Alle radici cremonesi del vespro monteverdiano. Domenica il Vespro di Monteverdi a Sant'Agostino aprirà ufficialmente il Monteverdi Festival

02 giu 2026

Il Vespro della Beata Vergine da concerto composto sopra canti fermi, a sei voci e sei strumenti di Claudio Monteverdi aprirà ufficialmente la 43esima edizione del Monteverdi Festival all’ora del vespro domenica 7 giugno, all’ora del vespro (18) nella chiesa di Sant’ Agostino. L’esecuzione di questo monumento musicale, oramai entrato stabilmente nel programma festivaliero, è affidata a  Leonardo Garciá Alarcón – direttore alla guida della Cappella Mediterranea e del Choeur de Chambre De Namur.

L’opera porta la data di stampa del 1610, a Venezia. Il compositore è oramai alla fine del suo rapporto con Mantova (andrà a Venezia tre anni dopo nel 1613) e compone un grande affresco musicale che trova radici in quella che fu la sua formazione nella cappella musicale del duomo cremonese. Stilemi e modi compositivi appaiono rielaborati, seppur con sue importanti ‘invenzioni’, in quello che era il repertorio a Cremona.

Molti sono riferimenti. Nel 1573, Ippolito Cammatarò, musico romano, e maestro di cappella a Cremona tra il 1571 e il 172/73 pubblica a Venezia (1573) I Salmi corista a otto voci composti ed eseguiti nel suo periodo sotto il Torrazzo e già entrati nel repertorio della cappella cremonese visto il favore con cui Nicolò Sfondrati (vescovo della città prima di essere elevato Pontefice) li aveva accolti. Due sono gli elementi che confermano che queste composizioni furono patrimonio musicale di Monteverdi. Alcuni dei salmi musicati dal compositore romano, fanno parte anche del vespro monteverdiano; perché insiti nella liturgia vespertina. Ma c’è un tema importante. Cammatarò inserisce nel frontespizio della sua opera la possibilità di eseguire quelle composizioni accompagnandole con ogni sorte di instrumenti. Prassi che Monteverdi utilizzerà, con singolarità artistica, nel suo Vespro del 1610. La scrittura del compositore romano soprattutto nel Dixit Dominus (stesso salmo musicato dal cremonese) presenta quella grande policoralità che Monteverdi renderà incredibilmente efficace nella sua opera. Lo stesso si può dare per un altro salmo presente in entrambi le raccolte il Laudate Pueri. Monteverdi farà compiere un passo avanti alla distribuzione della musica su otto voci, mantenendo una parte corale e trasformando, quella del secondo coro in Cammatarò, in un brano per solisti. Ma la radice originaria resta quella. 

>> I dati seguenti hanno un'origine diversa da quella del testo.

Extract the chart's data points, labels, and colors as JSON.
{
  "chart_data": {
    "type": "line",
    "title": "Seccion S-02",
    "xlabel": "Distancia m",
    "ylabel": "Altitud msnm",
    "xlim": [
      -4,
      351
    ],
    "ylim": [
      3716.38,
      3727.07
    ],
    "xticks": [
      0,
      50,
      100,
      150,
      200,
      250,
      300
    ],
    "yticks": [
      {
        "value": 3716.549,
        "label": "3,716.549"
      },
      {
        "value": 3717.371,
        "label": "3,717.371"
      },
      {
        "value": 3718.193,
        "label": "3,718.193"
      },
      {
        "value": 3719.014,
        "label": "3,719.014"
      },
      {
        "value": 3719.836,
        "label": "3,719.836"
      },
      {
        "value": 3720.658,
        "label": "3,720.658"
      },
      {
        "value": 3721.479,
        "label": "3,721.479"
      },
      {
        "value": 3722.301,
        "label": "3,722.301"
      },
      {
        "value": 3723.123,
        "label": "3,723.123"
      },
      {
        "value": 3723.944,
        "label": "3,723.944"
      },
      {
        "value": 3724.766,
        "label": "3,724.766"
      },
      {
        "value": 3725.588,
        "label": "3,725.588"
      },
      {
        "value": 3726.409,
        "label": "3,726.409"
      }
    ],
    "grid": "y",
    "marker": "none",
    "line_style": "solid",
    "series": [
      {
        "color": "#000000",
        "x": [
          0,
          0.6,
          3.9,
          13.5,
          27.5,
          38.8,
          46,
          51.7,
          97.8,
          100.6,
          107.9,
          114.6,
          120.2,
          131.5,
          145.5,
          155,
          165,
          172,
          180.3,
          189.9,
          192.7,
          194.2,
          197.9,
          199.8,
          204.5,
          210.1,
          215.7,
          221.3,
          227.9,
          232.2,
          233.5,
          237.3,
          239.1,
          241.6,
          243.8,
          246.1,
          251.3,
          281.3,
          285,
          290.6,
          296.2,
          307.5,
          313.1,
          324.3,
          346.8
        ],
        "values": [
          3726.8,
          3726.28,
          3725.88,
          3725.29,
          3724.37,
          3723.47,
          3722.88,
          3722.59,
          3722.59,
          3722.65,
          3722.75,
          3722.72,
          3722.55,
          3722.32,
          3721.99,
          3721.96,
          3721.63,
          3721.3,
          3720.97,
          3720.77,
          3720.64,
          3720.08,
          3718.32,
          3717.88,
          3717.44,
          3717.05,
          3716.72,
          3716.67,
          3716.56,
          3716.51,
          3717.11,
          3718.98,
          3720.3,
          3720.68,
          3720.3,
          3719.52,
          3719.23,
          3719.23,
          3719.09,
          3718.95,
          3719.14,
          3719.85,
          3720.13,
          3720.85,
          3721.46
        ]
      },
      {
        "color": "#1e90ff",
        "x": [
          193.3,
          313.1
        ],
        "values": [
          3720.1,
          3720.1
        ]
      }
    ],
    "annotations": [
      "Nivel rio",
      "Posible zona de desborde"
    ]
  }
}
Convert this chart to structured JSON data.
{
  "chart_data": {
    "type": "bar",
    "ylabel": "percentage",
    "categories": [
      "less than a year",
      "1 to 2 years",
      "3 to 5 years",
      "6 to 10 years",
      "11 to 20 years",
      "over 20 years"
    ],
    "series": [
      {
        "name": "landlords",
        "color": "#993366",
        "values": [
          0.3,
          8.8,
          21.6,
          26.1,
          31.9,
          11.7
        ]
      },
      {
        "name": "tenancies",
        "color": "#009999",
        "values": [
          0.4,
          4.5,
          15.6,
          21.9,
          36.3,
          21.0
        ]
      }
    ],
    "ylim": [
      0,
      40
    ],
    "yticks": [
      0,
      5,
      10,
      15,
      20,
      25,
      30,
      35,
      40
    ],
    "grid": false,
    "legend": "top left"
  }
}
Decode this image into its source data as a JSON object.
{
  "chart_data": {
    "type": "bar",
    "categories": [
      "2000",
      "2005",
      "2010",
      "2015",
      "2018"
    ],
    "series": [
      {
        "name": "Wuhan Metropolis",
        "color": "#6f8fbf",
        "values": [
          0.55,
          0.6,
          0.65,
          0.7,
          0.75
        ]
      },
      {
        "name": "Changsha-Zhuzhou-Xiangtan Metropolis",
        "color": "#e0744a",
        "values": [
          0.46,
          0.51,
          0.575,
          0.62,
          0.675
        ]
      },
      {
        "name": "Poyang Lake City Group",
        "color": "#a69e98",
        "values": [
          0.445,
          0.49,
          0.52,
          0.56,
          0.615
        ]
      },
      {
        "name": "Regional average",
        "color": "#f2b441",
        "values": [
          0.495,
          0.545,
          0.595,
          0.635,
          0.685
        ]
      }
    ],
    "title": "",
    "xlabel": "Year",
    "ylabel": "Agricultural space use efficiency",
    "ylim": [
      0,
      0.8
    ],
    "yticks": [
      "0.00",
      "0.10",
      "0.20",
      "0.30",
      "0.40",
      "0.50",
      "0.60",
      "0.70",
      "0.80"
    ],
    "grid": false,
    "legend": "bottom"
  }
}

A questo proposito è indubitabile l’influsso su Monteverdi di Marc’Antonio Ingegneri: successore di Cammatarò nella carica di maestro di Cappella nel duomo cremonese; nonché diretto maestro del ‘Divin’ Claudio. E anche qui gli esempi di quelle radici stilistiche cremonese del Vespro sono numerose. C’è da citare un dettaglio di assoluta importanza per capire come Monteverdi sa alternare le grandi parti del coro con quelle dei solisti. Nel 1573 Ingegneri pubblica il Liber Primum Missarum con quinque et octo vocibus. All’interno della Messa Voce Mea, il Crucifixus dal Credo vede già un’improvvisa riduzione, in funzione espressiva, dalle otto a sole tre voci. Come se queste dovessero essere eseguite da solisti e non dal più nutrito complesso vocale. Espediente che il maestro di Monteverdi, utilizza, a piene mani, anche nei più famosi Responsori per la Settimana Santa datati 1588, anno in cui la presenza del creatore dell’Orfeo è intensa negli ambienti musicali cremonesi. Ma c’è un altro dettaglio che illumina il rapporto con il suo maestro. Nelle Sacrae Cantiones cum Quatuor Vocibus (1586) dell’Ingegneri è contenuto il cosiddetto Duo Seraphim clamabant. Un mottetto che è tra i più noti del Vespro ‘mantovano’. Sorprende constatare come, sebbene ci sia una diversa impostazione d’organico vocale , appaia una somiglianza espressiva e ambientale tra le due composizioni (quella del maestro e quella dell’allievo). 

Forse un ricordo. Un omaggio dell’allievo al maestro, lasciato a Cremona.